Wunder, ein Thema, wo man richtig streiten darf! :D

Es käme mir ja nie in den Sinn, einen x-beliebigen Garten als Maß aller Dinge herzunehmen, denn die Freiheit eines jeden soll nicht ausgerechnet in seinem Garten enden. Aber es ist ein Unterschied, ob ich kritisiere oder Gärten verurteile...

Dass Thujenwüsten und Wacholdergestrüppe längst überholt sind, dürfte auch der letzte Nostalgiker begriffen haben, obgleich ich vorgestern ein Gespräch mithörten, bei dem eine etwas ältere Frau sich erregte, es gäbe keine Salvien mehr.

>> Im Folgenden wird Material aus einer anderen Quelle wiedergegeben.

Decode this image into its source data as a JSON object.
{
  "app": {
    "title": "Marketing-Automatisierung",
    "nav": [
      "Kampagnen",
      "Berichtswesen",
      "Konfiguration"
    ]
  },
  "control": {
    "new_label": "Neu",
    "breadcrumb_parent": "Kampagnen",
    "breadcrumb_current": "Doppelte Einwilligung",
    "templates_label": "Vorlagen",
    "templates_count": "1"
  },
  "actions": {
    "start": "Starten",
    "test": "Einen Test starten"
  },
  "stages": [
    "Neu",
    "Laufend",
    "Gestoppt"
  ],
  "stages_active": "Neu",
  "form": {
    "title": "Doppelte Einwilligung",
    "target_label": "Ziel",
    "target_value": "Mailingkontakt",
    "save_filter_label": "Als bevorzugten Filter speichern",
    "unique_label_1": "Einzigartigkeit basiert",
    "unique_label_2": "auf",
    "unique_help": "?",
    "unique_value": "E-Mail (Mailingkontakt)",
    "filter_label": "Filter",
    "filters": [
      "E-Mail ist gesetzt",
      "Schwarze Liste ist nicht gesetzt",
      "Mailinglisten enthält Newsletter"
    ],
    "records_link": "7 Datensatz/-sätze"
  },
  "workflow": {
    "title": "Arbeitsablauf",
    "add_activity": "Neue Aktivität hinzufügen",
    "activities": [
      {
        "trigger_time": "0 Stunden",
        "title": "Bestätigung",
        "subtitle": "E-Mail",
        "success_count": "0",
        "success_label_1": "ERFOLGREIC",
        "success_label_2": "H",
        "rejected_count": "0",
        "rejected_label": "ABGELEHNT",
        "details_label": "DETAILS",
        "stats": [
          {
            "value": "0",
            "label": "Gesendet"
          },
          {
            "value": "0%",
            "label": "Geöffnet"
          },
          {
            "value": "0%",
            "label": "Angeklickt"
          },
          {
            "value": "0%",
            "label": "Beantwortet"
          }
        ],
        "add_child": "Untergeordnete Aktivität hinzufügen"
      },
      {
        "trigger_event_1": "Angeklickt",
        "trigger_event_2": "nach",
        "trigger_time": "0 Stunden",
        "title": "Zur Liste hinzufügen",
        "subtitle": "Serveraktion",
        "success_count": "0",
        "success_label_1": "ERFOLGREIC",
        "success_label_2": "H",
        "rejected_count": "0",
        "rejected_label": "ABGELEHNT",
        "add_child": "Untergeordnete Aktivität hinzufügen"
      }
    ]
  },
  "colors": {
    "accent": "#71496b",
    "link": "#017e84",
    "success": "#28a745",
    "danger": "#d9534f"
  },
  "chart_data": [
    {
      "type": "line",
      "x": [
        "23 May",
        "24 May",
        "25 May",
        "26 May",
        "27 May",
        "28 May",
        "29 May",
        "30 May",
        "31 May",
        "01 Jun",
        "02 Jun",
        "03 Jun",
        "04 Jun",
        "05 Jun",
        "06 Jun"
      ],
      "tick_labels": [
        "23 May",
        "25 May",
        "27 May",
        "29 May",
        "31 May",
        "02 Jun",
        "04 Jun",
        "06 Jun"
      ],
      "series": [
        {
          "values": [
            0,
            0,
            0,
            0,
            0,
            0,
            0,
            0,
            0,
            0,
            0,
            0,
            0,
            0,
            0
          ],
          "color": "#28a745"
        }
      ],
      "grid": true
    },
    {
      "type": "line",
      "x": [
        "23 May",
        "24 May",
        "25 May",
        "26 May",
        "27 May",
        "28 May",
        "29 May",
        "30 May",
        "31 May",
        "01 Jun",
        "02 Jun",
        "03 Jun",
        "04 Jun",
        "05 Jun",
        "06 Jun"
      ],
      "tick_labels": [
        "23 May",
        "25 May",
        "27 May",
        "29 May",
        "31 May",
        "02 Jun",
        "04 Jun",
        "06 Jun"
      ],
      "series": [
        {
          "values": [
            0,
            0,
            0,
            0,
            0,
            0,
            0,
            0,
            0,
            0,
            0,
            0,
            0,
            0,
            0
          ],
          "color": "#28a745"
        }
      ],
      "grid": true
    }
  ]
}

Auf die vorsichtige Frage, welche sie denn meine, wurde sie richtig böse: "Es gibt nur rote und weiße Salvien!"
Hmmm! Ich glaube, solche Gärtnerinnen und Gärtner sind hoffnungslos verloren, was natürlich nicht heißen soll, dass ihre Gärtnen ihnen keine Freude mehr bereiten sollen!
Aber genau hier ist der Punkt, wo sich meine Einstellung und mein Geschmack trennen: Jeder soll Gärten bewirtschaften, die ihm oder ihr gefallen, aber dieser 60er-Jahre-oder-was-auch-immer-Gärten finde ich unerträglich. Als höflicher Mensch erzogen, würde ich meine guten Manieren vergessen, wenn man mich zwingen würde, ein solches Grundstück zu betreten!

Trotzdem ist es traurig, dass zur Zeit eigentlich nur eine Strömung vorherrscht, diese bedingungslose Romantisierung der Gärten, diese unterschwellige Forderung, man solle Rosen pflanzen und diese vertrauensheischenden Schlagzeilen: 'Rosenzimmer im Kleingarten' oder 'Romantikbeet für jeden' und immer ist ein grauenhaftes Bild abgedruckt, mit einer Waschbetonplattenterrasse, Eternitverkleidetem Haus und weißen Plasikfenstern und am Ende - es ist immer eine Zeichnung, ist euch das schon mal aufgefallen? - strahlt einem eine in Blau- und Rosatönen gehaltenes Mixed Border entgegen mit einem weißen Sonnensegel und Teakmöbeln (ACHTUNG, weiterer Kritikpunkt!) - von den vormaligen Mängeln ist nichts mehr zu erkennen, vor dem Fenster ist eine Rose gewachsen und die Eternitfassade ist strahlendem Weiß gewichen, die Terrasse wurde ohnehin generalerneuert.
Wisst ihr, was ich meine? Man soll seinen eigenen Stil vergessen, denn Waschbeton ist out und Teak ist in und bitte, bitte! keine grellen Farben pflanzen!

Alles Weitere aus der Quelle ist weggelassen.